"Ce prix est dédié aux âmes perdues du 4 juin", a lancé l'opposant, plus de 21 ans après la sanglante répression en juin 1989 du mouvement démocratique sur la plus grande place de la capitale chinoise. Lui-même avait pris part au mouvement et tenté de jouer les médiateurs entre les autorités et les étudiants.
Liu Xiaobo, un intellectuel devenu la bête noire du régime communiste, a adressé ces propos à son épouse Liu Xia, venue lui rendre visite sous escorte policière dans sa prison du nord-est de la Chine.
Rencontre en prison
Les paroles du détenu, premier citoyen chinois à se voir décerner le Nobel de la paix, ont ensuite été diffusées par l'ONG Human Rights in China (HRIC), dont le siège est à New York. Selon HRIC, la rencontre entre les époux, dans cette prison de la province du Liaoning où Liu Xiaobo purge une peine de 11 ans de réclusion, a duré "environ une heure".

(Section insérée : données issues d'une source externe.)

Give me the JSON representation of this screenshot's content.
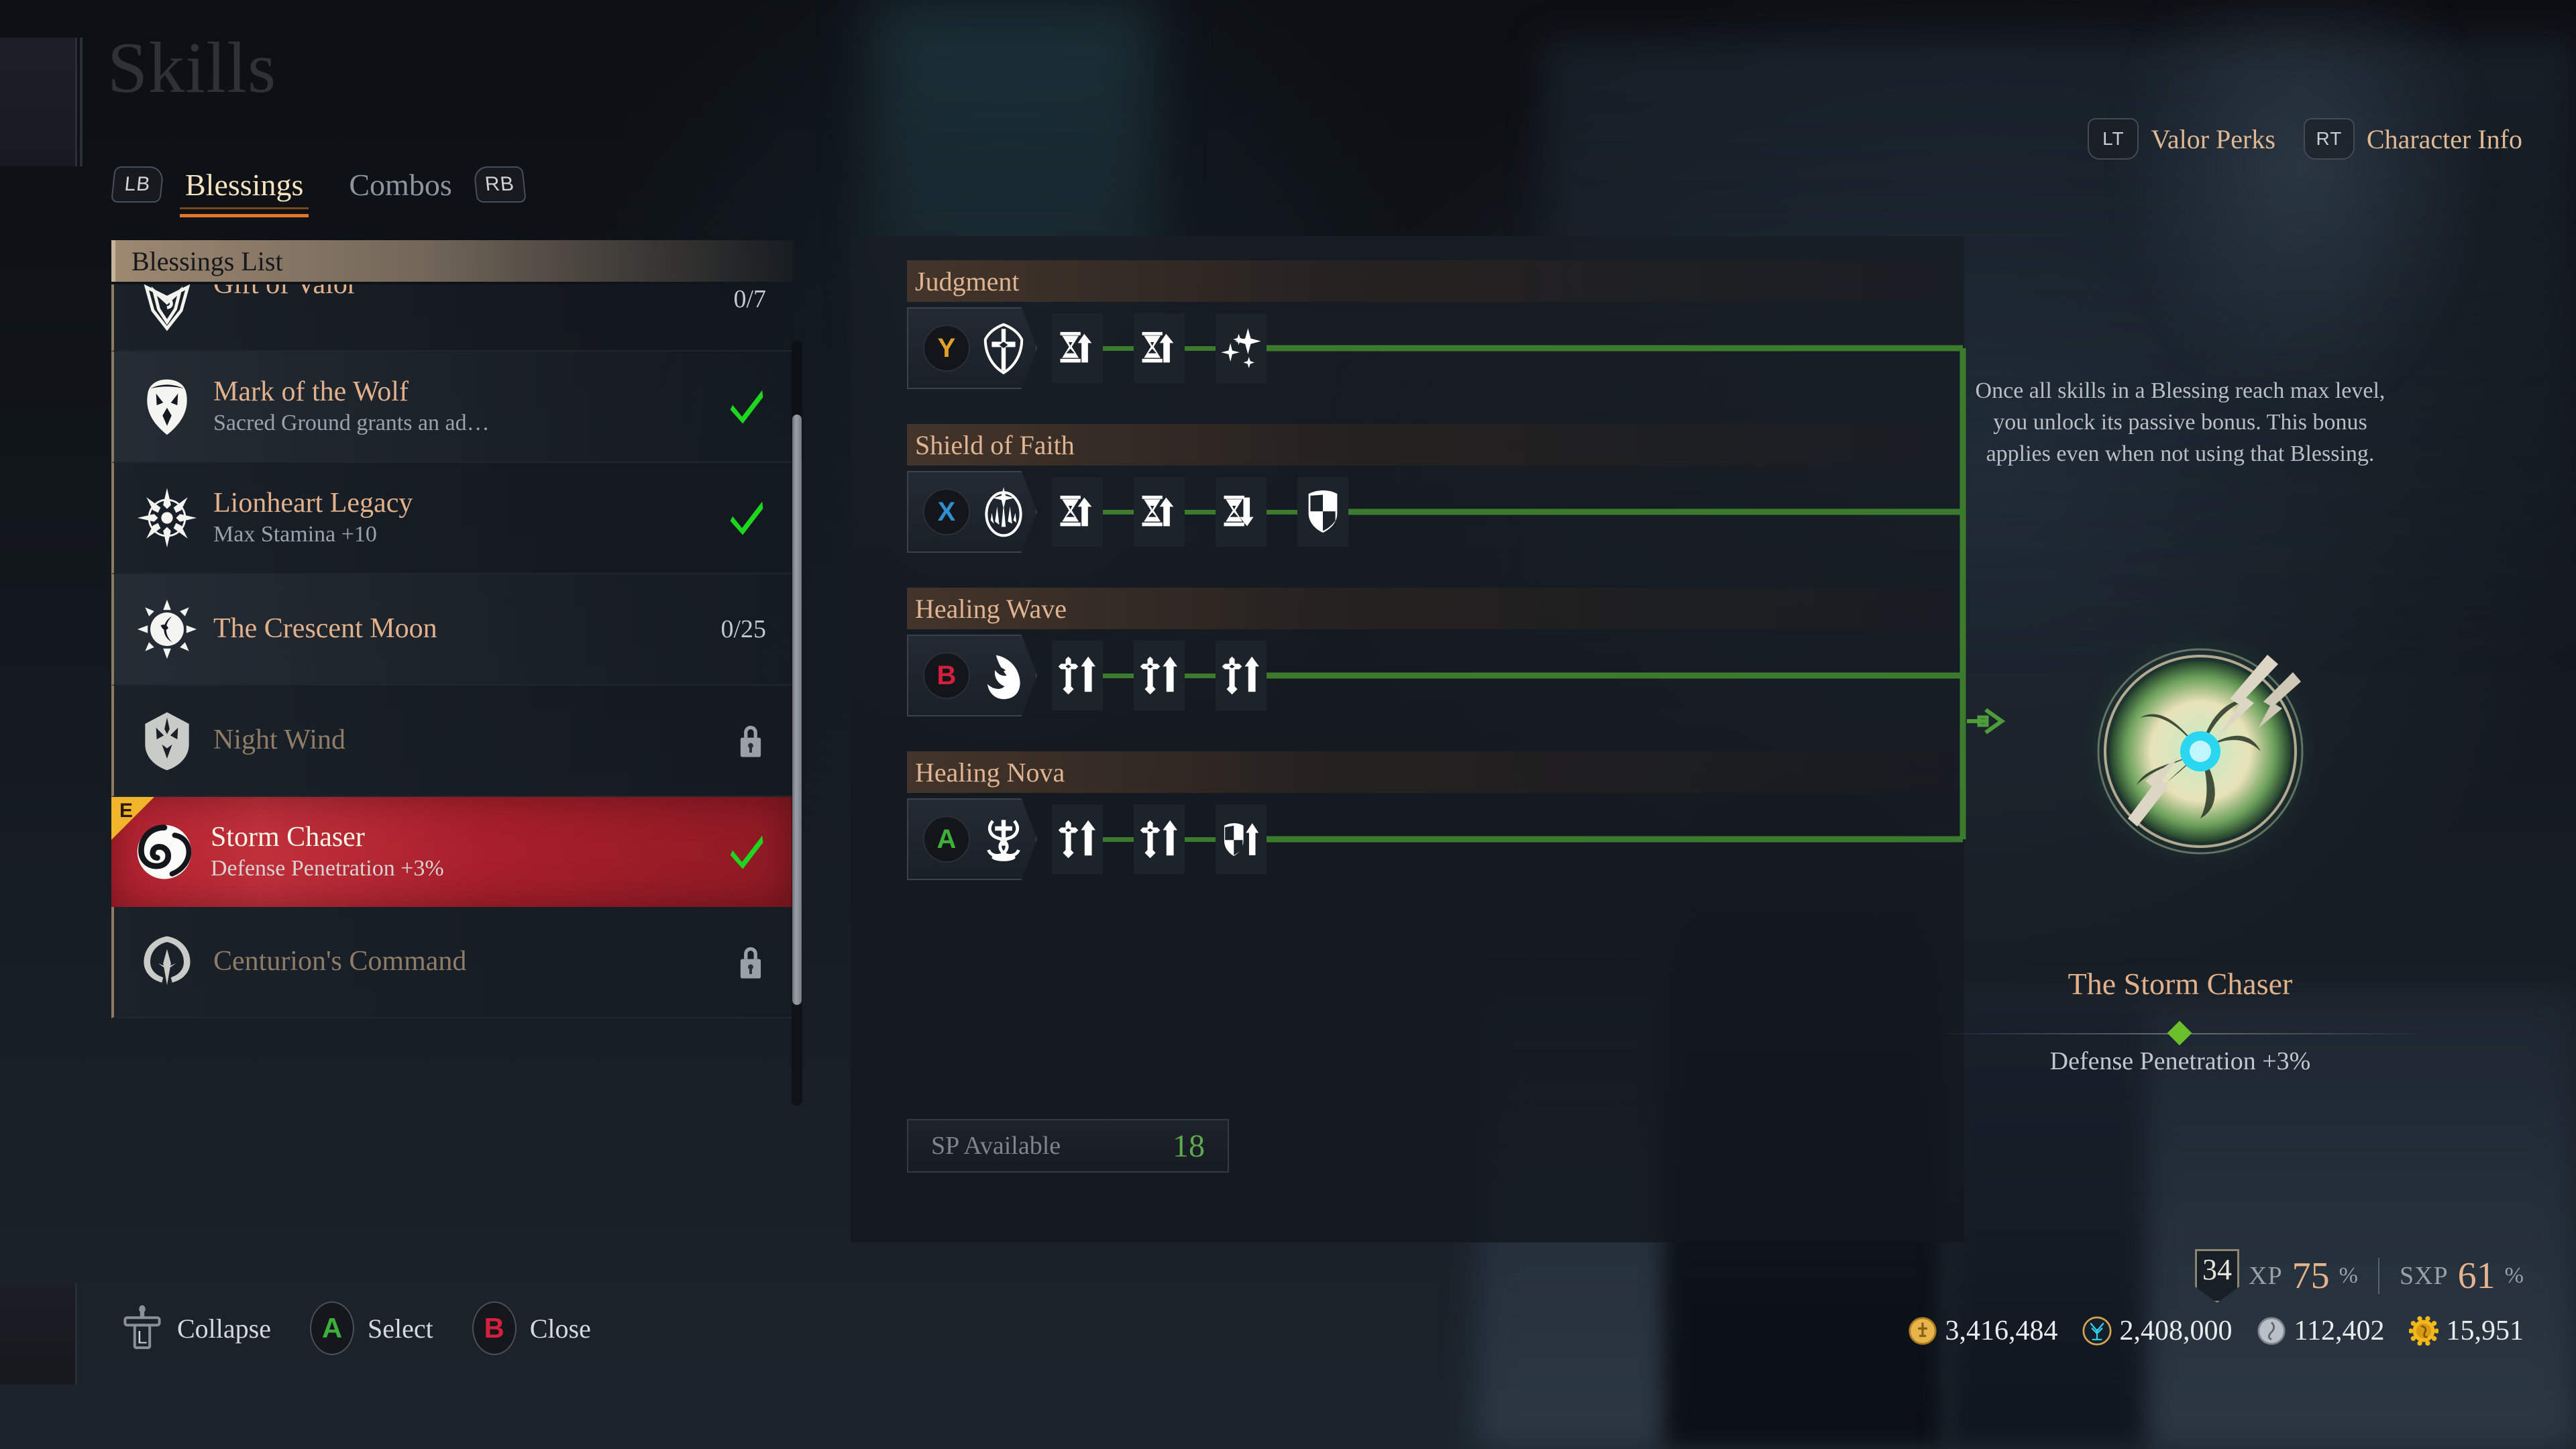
{
  "header": {
    "title": "Skills",
    "tabs": [
      {
        "badge": "LB",
        "label": "Blessings",
        "active": true
      },
      {
        "badge": "RB",
        "label": "Combos",
        "active": false
      }
    ],
    "nav_right": [
      {
        "badge": "LT",
        "label": "Valor Perks"
      },
      {
        "badge": "RT",
        "label": "Character Info"
      }
    ]
  },
  "sidebar": {
    "header": "Blessings List",
    "items": [
      {
        "name": "Gift of Valor",
        "sub": "",
        "right_type": "progress",
        "right": "0/7",
        "state": "normal",
        "icon": "chevron-crest-icon"
      },
      {
        "name": "Mark of the Wolf",
        "sub": "Sacred Ground grants an ad…",
        "right_type": "check",
        "right": "",
        "state": "normal",
        "icon": "wolf-head-icon"
      },
      {
        "name": "Lionheart Legacy",
        "sub": "Max Stamina +10",
        "right_type": "check",
        "right": "",
        "state": "normal",
        "icon": "sunburst-icon"
      },
      {
        "name": "The Crescent Moon",
        "sub": "",
        "right_type": "progress",
        "right": "0/25",
        "state": "normal",
        "icon": "crescent-sun-icon"
      },
      {
        "name": "Night Wind",
        "sub": "",
        "right_type": "lock",
        "right": "",
        "state": "locked",
        "icon": "moth-crest-icon"
      },
      {
        "name": "Storm Chaser",
        "sub": "Defense Penetration +3%",
        "right_type": "check",
        "right": "",
        "state": "selected",
        "icon": "storm-swirl-icon",
        "tag": "E"
      },
      {
        "name": "Centurion's Command",
        "sub": "",
        "right_type": "lock",
        "right": "",
        "state": "locked",
        "icon": "laurel-crest-icon"
      }
    ]
  },
  "skill_tree": {
    "groups": [
      {
        "title": "Judgment",
        "button": "Y",
        "button_color": "#e0a02a",
        "base_icon": "cross-shield-icon",
        "nodes": [
          "hourglass-up-icon",
          "hourglass-up-icon",
          "sparkles-icon"
        ]
      },
      {
        "title": "Shield of Faith",
        "button": "X",
        "button_color": "#2f8fd0",
        "base_icon": "orb-burst-icon",
        "nodes": [
          "hourglass-up-icon",
          "hourglass-up-icon",
          "hourglass-down-icon",
          "shield-quarter-icon"
        ]
      },
      {
        "title": "Healing Wave",
        "button": "B",
        "button_color": "#d4203c",
        "base_icon": "wave-flame-icon",
        "nodes": [
          "cross-up-icon",
          "cross-up-icon",
          "cross-up-icon"
        ]
      },
      {
        "title": "Healing Nova",
        "button": "A",
        "button_color": "#3fae3a",
        "base_icon": "serpent-cross-icon",
        "nodes": [
          "cross-up-icon",
          "cross-up-icon",
          "shield-up-icon"
        ]
      }
    ],
    "sp": {
      "label": "SP Available",
      "value": "18"
    },
    "connector_color": "#3c7a2e"
  },
  "detail": {
    "passive_note": "Once all skills in a Blessing reach max level, you unlock its passive bonus. This bonus applies even when not using that Blessing.",
    "blessing_name": "The Storm Chaser",
    "blessing_effect": "Defense Penetration +3%",
    "emblem_icon": "storm-emblem-icon"
  },
  "footer": {
    "hints": [
      {
        "badge": "L",
        "badge_type": "stick",
        "label": "Collapse"
      },
      {
        "badge": "A",
        "badge_type": "circle",
        "color": "#3fae3a",
        "label": "Select"
      },
      {
        "badge": "B",
        "badge_type": "circle",
        "color": "#d4203c",
        "label": "Close"
      }
    ]
  },
  "stats": {
    "level": "34",
    "xp_label": "XP",
    "xp_value": "75",
    "xp_unit": "%",
    "sxp_label": "SXP",
    "sxp_value": "61",
    "sxp_unit": "%",
    "currencies": [
      {
        "icon": "gold-coin-icon",
        "color": "#e0a83a",
        "value": "3,416,484"
      },
      {
        "icon": "tree-token-icon",
        "color": "#29b6d8",
        "value": "2,408,000"
      },
      {
        "icon": "silver-coin-icon",
        "color": "#aab2ba",
        "value": "112,402"
      },
      {
        "icon": "gear-coin-icon",
        "color": "#f2b71a",
        "value": "15,951"
      }
    ]
  }
}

D'autres groupes de défense des libertés ont annoncé que plusieurs militants et opposants avaient été arrêtés depuis l'attribution du Nobel à Liu Xiaobo
L'ex-professeur d'université âgé de 54 ans a été condamné fin 2009 pour avoir été l'un des auteurs de la "Charte 08", un texte qui réclamait une Chine démocratique. Ses convictions l'avaient déjà conduit à subir de longues périodes de détention, notamment dans les années 1990.
Liu Xia assignée à résidence
HRIC et une autre ONG, Freedom Now, ont annoncé que, de retour à Pékin, toujours sous bonne garde, la femme de Liu Xiaobo avait été "assignée à résidence". "Des agents de la sûreté de l'Etat empêchent Liu Xia d'entrer en contact avec les médias et ses amis. On lui a dit que si elle souhaitait quitter son domicile, elle ne pourrait se déplacer que sous escorte dans un véhicule de police", a précisé HRIC.
Dans un court message apparu dimanche soir sur le service de microblogs Twitter, Liu Xia a confirmé être assignée à résidence à Pékin, sans pouvoir être jointe par téléphone. "J'ai vu Xiaobo, et je lui ai dit le 9 (octobre) dans sa prison qu'il avait remporté le prix. Je vous en dirai davantage plus tard. S'il vous plaît, tous autant que vous êtes, aidez-moi à communiquer grâce à Twitter. Merci", poursuivait le message.
La nouvelle de l'attribution du Nobel de la paix à Liu Xiaobo, couronné "pour ses efforts durables et non violents en faveur des droits de l'homme en Chine", restait par ailleurs censurée sur les principaux sites internet en Chine. Pour les journaux chinois, l'attribution du prix Nobel de la paix à Liu Xiaobo traduit l'inquiétude des pays occidentaux face à la puissance croissante de la Chine.
Selon les médias contrôlés par le gouvernement, les pays occidentaux sont plein de préjugés et ne parviennent pas à se faire à l'idée que la Chine rivalise avec eux sur les plans économique et diplomatique. "L'attribution du prix Nobel de la paix au 'dissident' Liu Xiaobo n'est rien d'autre qu'une expression supplémentaire de ces préjugés, derrière lesquels se cache la crainte extraordinaire que leur inspire l'essor de la Chine et du modèle chinois", écrit le Global Times, un journal populaire en mandarin, fer de lance des critiques contre ce prix Nobel.
ats/cab
Mesures de rétorsions de Pékin
Pékin a annulé une rencontre ministérielle prévue mercredi entre les responsables chinois et norvégien de la pêche en réaction à l'attribution à Oslo du prix Nobel de la Paix au dissident chinois Liu Xiaobo, a-t-on appris lundi auprès du gouvernement norvégien.
Selon la chaîne publique norvégienne NRK, il s'agit de la "première mesure de réaction officielle contre la Norvège après l'attribution du prix Nobel de la Paix.
Dès l'attribution du prix vendredi, l'ambassadeur de Norvège à Pékin a été convoqué par les autorités chinoises.
La Chine avait prévenu qu'elle verrait d'un mauvais oeil l'attribution par le comité Nobel norvégien du prix de la Paix à un dissident chinois comme il en était déjà question.
Le comité Nobel est indépendant du gouvernement norvégien.